Televizyon yapımlarının çocuklar üzerindeki etkisi
RTÜK Başkanı Ebubekir Şahin de çocuk ve aile konusunun RTÜK'ün kırmızı çizgisi olduğunu söyledi.
" Aile kurumunu dinamitleyecek, geleceğimizi mahvetmeye niyetli odaklarla topyekun bir mücadele içerisinde olmamız gerekmektedir." diyen Şahin, ailenin huzur ve mutluluğunu tehdit eden kötü alışkanlıklar ve bağımlılıklara karşı farkındalık çalışmalarını da hayatı geçireceklerini ifade etti.

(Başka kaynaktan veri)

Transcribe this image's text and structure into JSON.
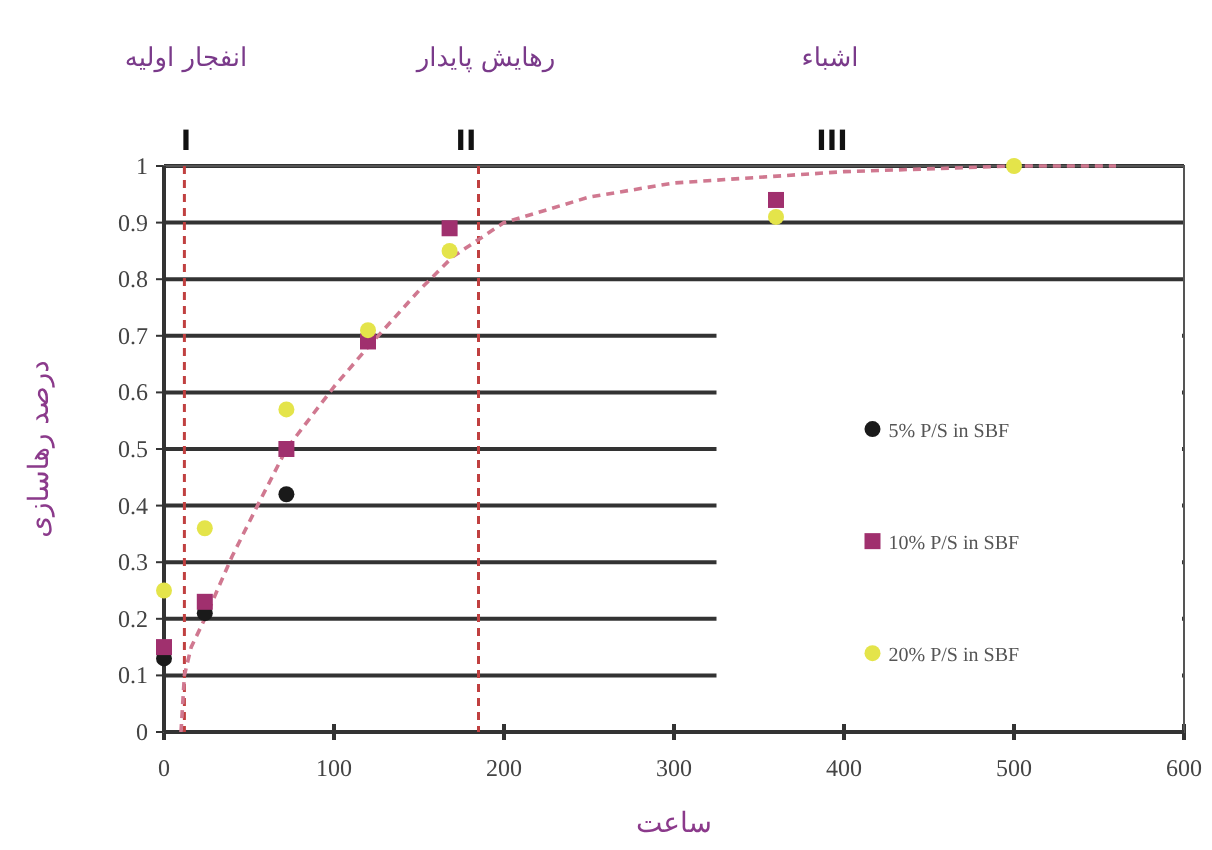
{
  "chart_data": {
    "type": "scatter",
    "xlabel": "ساعت",
    "ylabel": "درصد رهاسازی",
    "x": [
      0,
      24,
      72,
      120,
      168,
      360,
      500
    ],
    "xlim": [
      0,
      600
    ],
    "xticks": [
      0,
      100,
      200,
      300,
      400,
      500,
      600
    ],
    "ylim": [
      0,
      1
    ],
    "yticks": [
      0,
      0.1,
      0.2,
      0.3,
      0.4,
      0.5,
      0.6,
      0.7,
      0.8,
      0.9,
      1
    ],
    "grid": "y",
    "legend": "right",
    "series": [
      {
        "name": "5% P/S in SBF",
        "color": "#1a1a1a",
        "marker": "circle",
        "values": [
          0.13,
          0.21,
          0.42,
          null,
          null,
          null,
          null
        ]
      },
      {
        "name": "10% P/S in SBF",
        "color": "#a0306e",
        "marker": "square",
        "values": [
          0.15,
          0.23,
          0.5,
          0.69,
          0.89,
          0.94,
          null
        ]
      },
      {
        "name": "20% P/S in SBF",
        "color": "#e4e44a",
        "marker": "circle",
        "values": [
          0.25,
          0.36,
          0.57,
          0.71,
          0.85,
          0.91,
          1.0
        ]
      },
      {
        "type": "line",
        "color": "#d07890",
        "line_style": "dashed",
        "marker": "none",
        "x": [
          10,
          12,
          16,
          24,
          40,
          55,
          72,
          100,
          120,
          150,
          170,
          200,
          250,
          300,
          350,
          400,
          500,
          560
        ],
        "values": [
          0,
          0.1,
          0.15,
          0.2,
          0.31,
          0.4,
          0.5,
          0.61,
          0.68,
          0.78,
          0.84,
          0.9,
          0.945,
          0.97,
          0.98,
          0.99,
          1.0,
          1.0
        ]
      }
    ],
    "ref_lines": [
      {
        "axis": "x",
        "value": 12,
        "color": "#c04040",
        "line_style": "dashed"
      },
      {
        "axis": "x",
        "value": 185,
        "color": "#c04040",
        "line_style": "dashed"
      }
    ],
    "annotations": [
      "I",
      "II",
      "III",
      "انفجار اولیه",
      "رهایش پایدار",
      "اشباء"
    ]
  }
}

Türkiye'de ailelerin asgari günde ortalama 4 saat televizyon izlediğini açıklayan Şahin, televizyonların toplum ve aile üzerindeki önemli etkilerinin görmezden gelinemeyeceğini vurguladı.
Şahin, televizyon yapımlarındaki giyim kuşam ve beslenme gibi her unsurun çocukların hareketlerine etki ettiğini söyledi.
Programda, proje danışmanları Prof. Dr. Mücahit Öztürk ile Prof. Dr. Emine Nilüfer Pembecioğlu da konuşma yaptı.
Aile ve Sosyal Hizmetler Bakan Yardımcısı Leman Yenigün ve RTÜK Başkanı Şahin, konuşmaların ardından protokolü imzaladı.
Programda, Gözünden Sakındığını Dijitalden Sakın Projesi çerçevesinde kullanılacak kamu spotu videosunun gösterimi de yapıldı.